Mais sa mort ne figurera certainement pas dans les chiffres du coronavirus du pays. Officiellement, il n'y a eu que quatre cas de virus et un décès dans le nord du Yémen, selon les autorités rebelles houthies qui contrôlent la capitale et les provinces environnantes.
Ce n'est pas seulement un système de santé en difficulté qui est à blâmer pour les décès portés disparus. Dans des entretiens avec l'Associated Press, plus d'une douzaine de médecins, de travailleurs humanitaires, de résidents de Sanaa et de proches de personnes soupçonnées d'être décédées du virus ont déclaré que les autorités houthies abordaient la pandémie avec un déni si catégorique qu'elle menaçait de mettre davantage en danger les personnes déjà vulnérables. population.

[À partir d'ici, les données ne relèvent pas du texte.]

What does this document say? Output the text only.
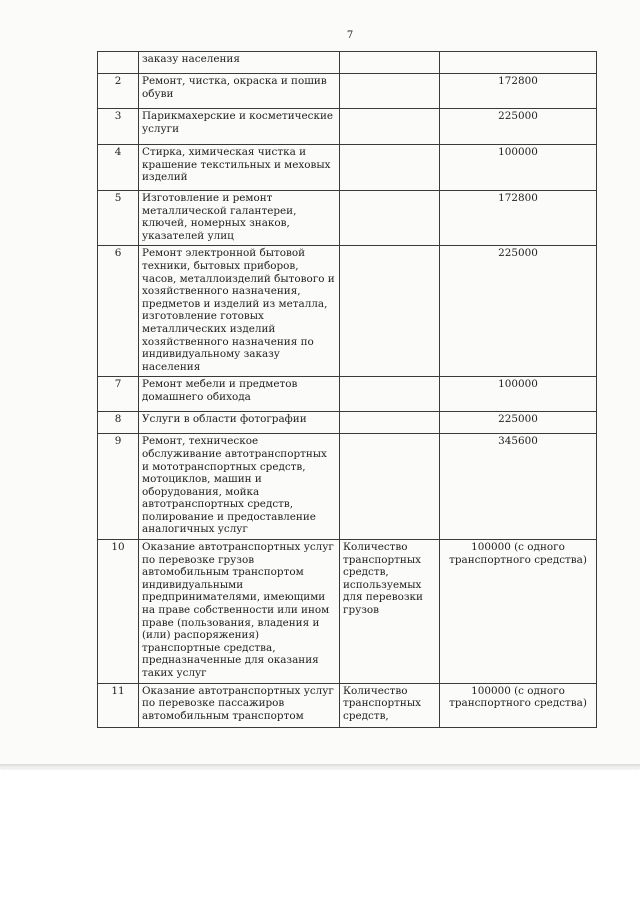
7
	заказу населения		
2	Ремонт, чистка, окраска и пошив обуви		172800
3	Парикмахерские и косметические услуги		225000
4	Стирка, химическая чистка и крашение текстильных и меховых изделий		100000
5	Изготовление и ремонт металлической галантереи, ключей, номерных знаков, указателей улиц		172800
6	Ремонт электронной бытовой техники, бытовых приборов, часов, металлоизделий бытового и хозяйственного назначения, предметов и изделий из металла, изготовление готовых металлических изделий хозяйственного назначения по индивидуальному заказу населения		225000
7	Ремонт мебели и предметов домашнего обихода		100000
8	Услуги в области фотографии		225000
9	Ремонт, техническое обслуживание автотранспортных и мототранспортных средств, мотоциклов, машин и оборудования, мойка автотранспортных средств, полирование и предоставление аналогичных услуг		345600
10	Оказание автотранспортных услуг по перевозке грузов автомобильным транспортом индивидуальными предпринимателями, имеющими на праве собственности или ином праве (пользования, владения и (или) распоряжения) транспортные средства, предназначенные для оказания таких услуг	Количество транспортных средств, используемых для перевозки грузов	100000 (с одного транспортного средства)
11	Оказание автотранспортных услуг по перевозке пассажиров автомобильным транспортом	Количество транспортных средств,	100000 (с одного транспортного средства)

Ils disent que les médecins sont obligés de falsifier la cause du décès sur les papiers officiels, que les vaccins sont vus avec peur et qu'il n'y a pas de limites ou de directives sur les rassemblements publics, encore moins les funérailles.
La mère de Nasser, comme beaucoup d'autres, a été enterrée sans aucune précaution contre le virus et des centaines de personnes ont assisté aux funérailles. Quelques jours plus tard, une tante, dans la quarantaine, est décédée et deux autres proches sont tombés malades et ont été hospitalisés pendant plus d'une semaine.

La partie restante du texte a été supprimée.